The detention of the anticorruption activist and leading opposition figure Alexei Navalny in Moscow has brought tens of thousand of protesters to the streets of Russia. President Vladimir Putin´s government is rattled.
In our CONVOCO! Podcast Corinne M. Flick speaks with Sean Hagan, Visiting Professor of Law at Georgetown University and former General Counsel & Director of the Legal Department at the IMF, about:
Why is it important to fight against corruption?
Here’s what he said:
Corruption becomes a real problem in a society where corrupt behaviour is normalised and has become acceptable.
If you are going to have effective anticorruption reform you need to begin by reforming the institutions.
Anticorruption reform cannot be imposed from the outside, it must be a push from within the country. The reason is simple: where corruption is systemic, reform creates a lot of losers.

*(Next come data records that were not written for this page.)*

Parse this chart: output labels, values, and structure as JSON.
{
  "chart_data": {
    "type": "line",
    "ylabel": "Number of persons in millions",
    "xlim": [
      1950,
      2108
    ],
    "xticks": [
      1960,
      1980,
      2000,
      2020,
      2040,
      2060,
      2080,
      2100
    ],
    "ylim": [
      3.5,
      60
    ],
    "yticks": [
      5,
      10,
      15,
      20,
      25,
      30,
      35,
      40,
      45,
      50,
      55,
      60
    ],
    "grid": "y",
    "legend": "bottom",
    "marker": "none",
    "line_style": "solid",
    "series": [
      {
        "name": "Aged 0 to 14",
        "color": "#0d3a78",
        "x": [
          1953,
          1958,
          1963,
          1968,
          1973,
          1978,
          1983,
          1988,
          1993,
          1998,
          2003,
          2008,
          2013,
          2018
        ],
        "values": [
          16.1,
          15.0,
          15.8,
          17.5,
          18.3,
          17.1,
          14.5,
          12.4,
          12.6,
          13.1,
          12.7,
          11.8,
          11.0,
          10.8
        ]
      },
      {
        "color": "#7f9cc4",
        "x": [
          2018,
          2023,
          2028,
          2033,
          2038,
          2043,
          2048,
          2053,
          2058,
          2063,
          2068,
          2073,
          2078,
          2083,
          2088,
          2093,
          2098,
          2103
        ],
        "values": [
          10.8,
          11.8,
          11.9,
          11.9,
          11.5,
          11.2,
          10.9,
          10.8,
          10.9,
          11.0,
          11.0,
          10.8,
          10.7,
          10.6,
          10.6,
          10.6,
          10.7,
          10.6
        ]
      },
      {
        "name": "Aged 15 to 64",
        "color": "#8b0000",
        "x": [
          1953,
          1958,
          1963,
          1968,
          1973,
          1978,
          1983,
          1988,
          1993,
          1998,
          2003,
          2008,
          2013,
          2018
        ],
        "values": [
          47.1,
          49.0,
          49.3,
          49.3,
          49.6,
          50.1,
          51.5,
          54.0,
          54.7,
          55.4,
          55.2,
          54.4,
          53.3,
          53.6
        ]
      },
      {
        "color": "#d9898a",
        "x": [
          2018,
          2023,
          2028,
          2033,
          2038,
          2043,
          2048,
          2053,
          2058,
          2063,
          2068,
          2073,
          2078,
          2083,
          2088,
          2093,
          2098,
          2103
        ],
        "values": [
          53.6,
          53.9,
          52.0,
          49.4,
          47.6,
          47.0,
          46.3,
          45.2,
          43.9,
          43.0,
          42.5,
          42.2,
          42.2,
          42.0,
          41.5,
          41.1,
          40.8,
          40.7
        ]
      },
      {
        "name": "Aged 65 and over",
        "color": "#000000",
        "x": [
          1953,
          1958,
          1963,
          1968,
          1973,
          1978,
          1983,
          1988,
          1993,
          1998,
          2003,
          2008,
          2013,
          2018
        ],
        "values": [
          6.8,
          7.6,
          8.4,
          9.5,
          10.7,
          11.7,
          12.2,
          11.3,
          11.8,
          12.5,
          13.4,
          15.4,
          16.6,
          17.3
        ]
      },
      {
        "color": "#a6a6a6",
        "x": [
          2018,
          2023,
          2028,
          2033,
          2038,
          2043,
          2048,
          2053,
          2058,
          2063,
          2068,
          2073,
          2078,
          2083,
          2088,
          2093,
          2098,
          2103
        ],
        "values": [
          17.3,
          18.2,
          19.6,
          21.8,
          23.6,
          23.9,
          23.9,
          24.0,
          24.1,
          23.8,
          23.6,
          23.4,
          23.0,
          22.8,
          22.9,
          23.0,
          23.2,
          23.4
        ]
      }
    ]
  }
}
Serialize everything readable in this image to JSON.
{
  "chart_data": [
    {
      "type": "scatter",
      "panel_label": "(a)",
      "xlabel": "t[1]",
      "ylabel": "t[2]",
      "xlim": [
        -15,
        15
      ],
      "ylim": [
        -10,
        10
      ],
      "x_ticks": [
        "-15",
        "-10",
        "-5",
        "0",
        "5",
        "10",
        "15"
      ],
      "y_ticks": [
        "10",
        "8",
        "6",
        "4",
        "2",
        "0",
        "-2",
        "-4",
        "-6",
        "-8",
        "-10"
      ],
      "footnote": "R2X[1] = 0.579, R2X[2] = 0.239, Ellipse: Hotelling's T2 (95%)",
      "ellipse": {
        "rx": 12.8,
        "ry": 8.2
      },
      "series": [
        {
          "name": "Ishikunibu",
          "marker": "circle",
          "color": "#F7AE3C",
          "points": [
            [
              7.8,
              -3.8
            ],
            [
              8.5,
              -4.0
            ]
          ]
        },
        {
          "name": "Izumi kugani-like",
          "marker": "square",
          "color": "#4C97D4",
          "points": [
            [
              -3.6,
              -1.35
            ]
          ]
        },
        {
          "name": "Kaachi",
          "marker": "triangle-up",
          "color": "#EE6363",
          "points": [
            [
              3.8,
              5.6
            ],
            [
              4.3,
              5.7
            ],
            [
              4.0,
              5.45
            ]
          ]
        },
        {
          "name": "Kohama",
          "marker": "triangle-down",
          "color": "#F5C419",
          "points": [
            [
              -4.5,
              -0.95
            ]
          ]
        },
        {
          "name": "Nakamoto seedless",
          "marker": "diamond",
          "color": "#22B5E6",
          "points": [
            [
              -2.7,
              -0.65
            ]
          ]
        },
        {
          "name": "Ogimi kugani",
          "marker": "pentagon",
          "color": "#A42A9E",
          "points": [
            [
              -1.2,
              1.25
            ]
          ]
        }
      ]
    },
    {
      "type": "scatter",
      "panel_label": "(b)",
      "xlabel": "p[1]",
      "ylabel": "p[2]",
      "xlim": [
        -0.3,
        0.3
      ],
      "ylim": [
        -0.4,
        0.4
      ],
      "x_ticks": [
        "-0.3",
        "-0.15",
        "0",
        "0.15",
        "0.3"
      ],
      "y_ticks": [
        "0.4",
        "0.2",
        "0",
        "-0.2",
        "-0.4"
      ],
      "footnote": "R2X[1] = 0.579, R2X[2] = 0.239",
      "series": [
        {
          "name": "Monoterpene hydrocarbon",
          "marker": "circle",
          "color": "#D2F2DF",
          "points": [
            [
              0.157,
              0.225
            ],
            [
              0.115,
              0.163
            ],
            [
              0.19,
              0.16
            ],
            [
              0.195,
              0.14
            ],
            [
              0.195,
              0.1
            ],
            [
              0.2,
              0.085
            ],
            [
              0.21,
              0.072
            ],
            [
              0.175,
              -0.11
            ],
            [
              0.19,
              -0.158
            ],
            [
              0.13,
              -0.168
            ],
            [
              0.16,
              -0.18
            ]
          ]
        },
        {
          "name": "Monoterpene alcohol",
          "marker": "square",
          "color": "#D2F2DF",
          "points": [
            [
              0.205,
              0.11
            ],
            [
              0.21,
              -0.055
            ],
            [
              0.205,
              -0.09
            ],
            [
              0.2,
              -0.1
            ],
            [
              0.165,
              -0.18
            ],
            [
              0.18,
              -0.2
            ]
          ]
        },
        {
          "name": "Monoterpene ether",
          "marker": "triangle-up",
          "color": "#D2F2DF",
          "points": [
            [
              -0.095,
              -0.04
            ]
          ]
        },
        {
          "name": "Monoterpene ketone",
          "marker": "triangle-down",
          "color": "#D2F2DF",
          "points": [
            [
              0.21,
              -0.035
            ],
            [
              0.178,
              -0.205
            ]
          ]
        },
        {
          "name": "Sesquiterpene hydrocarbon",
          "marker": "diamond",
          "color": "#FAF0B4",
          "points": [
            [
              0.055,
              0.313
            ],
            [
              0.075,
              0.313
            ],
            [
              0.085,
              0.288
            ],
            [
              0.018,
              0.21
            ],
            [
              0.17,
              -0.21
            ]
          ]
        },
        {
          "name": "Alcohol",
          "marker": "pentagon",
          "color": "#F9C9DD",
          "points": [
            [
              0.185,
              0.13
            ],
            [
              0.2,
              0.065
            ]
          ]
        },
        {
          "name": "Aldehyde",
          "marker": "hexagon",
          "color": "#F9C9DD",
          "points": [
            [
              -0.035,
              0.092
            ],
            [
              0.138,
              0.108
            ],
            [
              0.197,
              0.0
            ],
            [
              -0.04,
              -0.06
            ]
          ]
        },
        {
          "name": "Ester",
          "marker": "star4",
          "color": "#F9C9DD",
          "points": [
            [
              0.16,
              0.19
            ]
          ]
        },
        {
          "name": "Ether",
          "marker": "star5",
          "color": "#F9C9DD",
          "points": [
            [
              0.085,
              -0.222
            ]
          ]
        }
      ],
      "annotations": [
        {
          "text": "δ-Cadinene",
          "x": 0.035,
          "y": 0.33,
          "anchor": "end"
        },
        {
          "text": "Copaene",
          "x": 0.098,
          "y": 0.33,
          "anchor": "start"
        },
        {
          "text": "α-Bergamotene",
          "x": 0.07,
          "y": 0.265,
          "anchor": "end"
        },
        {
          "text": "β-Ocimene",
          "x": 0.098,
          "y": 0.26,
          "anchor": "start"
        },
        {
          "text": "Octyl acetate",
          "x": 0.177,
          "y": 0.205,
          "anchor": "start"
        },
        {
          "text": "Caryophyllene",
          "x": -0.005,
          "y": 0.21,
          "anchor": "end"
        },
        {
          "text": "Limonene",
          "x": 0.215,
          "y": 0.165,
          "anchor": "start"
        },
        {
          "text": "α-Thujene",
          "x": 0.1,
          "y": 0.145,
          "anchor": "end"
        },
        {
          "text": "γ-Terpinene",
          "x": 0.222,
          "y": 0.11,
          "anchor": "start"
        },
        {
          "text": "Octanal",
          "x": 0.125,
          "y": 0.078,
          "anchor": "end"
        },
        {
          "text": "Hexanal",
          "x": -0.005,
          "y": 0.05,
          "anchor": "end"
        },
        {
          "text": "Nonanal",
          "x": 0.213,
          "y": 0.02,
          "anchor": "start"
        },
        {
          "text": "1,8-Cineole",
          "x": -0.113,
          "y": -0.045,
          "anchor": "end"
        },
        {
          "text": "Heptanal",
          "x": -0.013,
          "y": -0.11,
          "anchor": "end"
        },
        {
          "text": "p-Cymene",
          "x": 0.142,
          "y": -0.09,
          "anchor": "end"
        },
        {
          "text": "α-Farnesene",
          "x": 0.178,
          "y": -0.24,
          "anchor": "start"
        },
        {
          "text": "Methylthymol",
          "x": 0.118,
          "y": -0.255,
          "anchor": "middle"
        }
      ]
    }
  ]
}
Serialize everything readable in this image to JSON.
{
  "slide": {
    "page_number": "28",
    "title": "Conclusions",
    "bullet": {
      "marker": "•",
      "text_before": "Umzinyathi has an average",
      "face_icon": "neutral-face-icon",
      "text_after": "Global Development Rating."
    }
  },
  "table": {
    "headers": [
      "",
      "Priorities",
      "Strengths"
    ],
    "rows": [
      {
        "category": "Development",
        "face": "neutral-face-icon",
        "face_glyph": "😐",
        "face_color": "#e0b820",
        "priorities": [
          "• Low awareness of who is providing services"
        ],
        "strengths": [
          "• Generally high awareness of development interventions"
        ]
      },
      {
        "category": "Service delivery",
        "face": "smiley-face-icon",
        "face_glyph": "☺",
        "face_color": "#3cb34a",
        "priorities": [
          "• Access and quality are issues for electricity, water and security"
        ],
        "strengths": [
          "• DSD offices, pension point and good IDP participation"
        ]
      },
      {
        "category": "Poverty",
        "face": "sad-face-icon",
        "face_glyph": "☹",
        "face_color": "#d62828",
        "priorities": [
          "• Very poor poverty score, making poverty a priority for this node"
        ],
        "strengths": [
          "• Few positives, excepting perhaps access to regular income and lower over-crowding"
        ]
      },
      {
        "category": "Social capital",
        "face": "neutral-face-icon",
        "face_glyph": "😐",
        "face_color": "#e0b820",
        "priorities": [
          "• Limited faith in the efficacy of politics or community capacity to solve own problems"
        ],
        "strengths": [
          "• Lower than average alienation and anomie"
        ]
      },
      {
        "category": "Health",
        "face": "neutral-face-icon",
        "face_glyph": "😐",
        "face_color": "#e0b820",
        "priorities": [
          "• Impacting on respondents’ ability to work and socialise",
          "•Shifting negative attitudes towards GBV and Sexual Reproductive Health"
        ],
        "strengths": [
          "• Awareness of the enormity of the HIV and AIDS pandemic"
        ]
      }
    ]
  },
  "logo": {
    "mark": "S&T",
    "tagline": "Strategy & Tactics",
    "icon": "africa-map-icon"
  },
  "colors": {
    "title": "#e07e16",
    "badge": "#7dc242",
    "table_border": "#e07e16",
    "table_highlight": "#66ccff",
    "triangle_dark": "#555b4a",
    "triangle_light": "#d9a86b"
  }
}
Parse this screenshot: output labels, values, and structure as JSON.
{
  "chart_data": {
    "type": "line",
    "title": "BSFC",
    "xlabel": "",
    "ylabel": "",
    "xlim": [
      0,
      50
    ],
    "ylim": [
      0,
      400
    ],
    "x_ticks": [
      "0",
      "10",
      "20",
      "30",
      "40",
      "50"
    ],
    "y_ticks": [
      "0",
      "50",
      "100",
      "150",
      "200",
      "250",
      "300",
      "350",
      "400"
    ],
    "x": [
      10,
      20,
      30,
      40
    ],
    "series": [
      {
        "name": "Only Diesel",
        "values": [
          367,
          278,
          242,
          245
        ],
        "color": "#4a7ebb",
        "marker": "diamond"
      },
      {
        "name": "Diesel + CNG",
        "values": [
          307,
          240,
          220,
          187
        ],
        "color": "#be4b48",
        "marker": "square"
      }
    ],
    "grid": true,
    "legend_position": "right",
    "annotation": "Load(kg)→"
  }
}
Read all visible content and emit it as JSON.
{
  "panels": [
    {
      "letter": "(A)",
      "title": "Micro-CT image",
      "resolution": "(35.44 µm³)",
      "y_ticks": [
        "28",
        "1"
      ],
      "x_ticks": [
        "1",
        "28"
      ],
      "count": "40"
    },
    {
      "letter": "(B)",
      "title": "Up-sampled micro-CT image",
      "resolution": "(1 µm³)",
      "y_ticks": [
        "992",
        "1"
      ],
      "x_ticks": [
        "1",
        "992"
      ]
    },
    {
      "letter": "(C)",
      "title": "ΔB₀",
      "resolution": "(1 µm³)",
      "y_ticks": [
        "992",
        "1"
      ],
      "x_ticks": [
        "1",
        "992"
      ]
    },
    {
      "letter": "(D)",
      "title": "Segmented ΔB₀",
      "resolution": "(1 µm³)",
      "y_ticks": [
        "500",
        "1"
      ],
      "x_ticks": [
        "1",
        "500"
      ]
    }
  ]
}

For every bribe that a foreign government takes, there has to be someone who’s offering the bribe. Often, these bribes are offered by foreign companies that want to get access to certain resources in that economy. It’s really important that these companies are held to account.
A key issue is to strengthen the ability of whistle-blowers to come forward and report corruption without fear for their own safety and their livelihoods.
(In a disaster) people sometimes feel they don’t have the time to put in place all the checks and balances that would address the risk of corruption. In the pandemic, the government is throwing a lot of money at it with tremendous urgency, and as a consequence of that, you have problems with corruption.
A challenge for our global institutions is to reform their governance structure, to give a greater voice and vote to emerging market economies, to low-income countries – not only to make them more legitimate but to make them more effective as institutions.
The assault on the Capitol was an assault on democracy and an assault on the truth.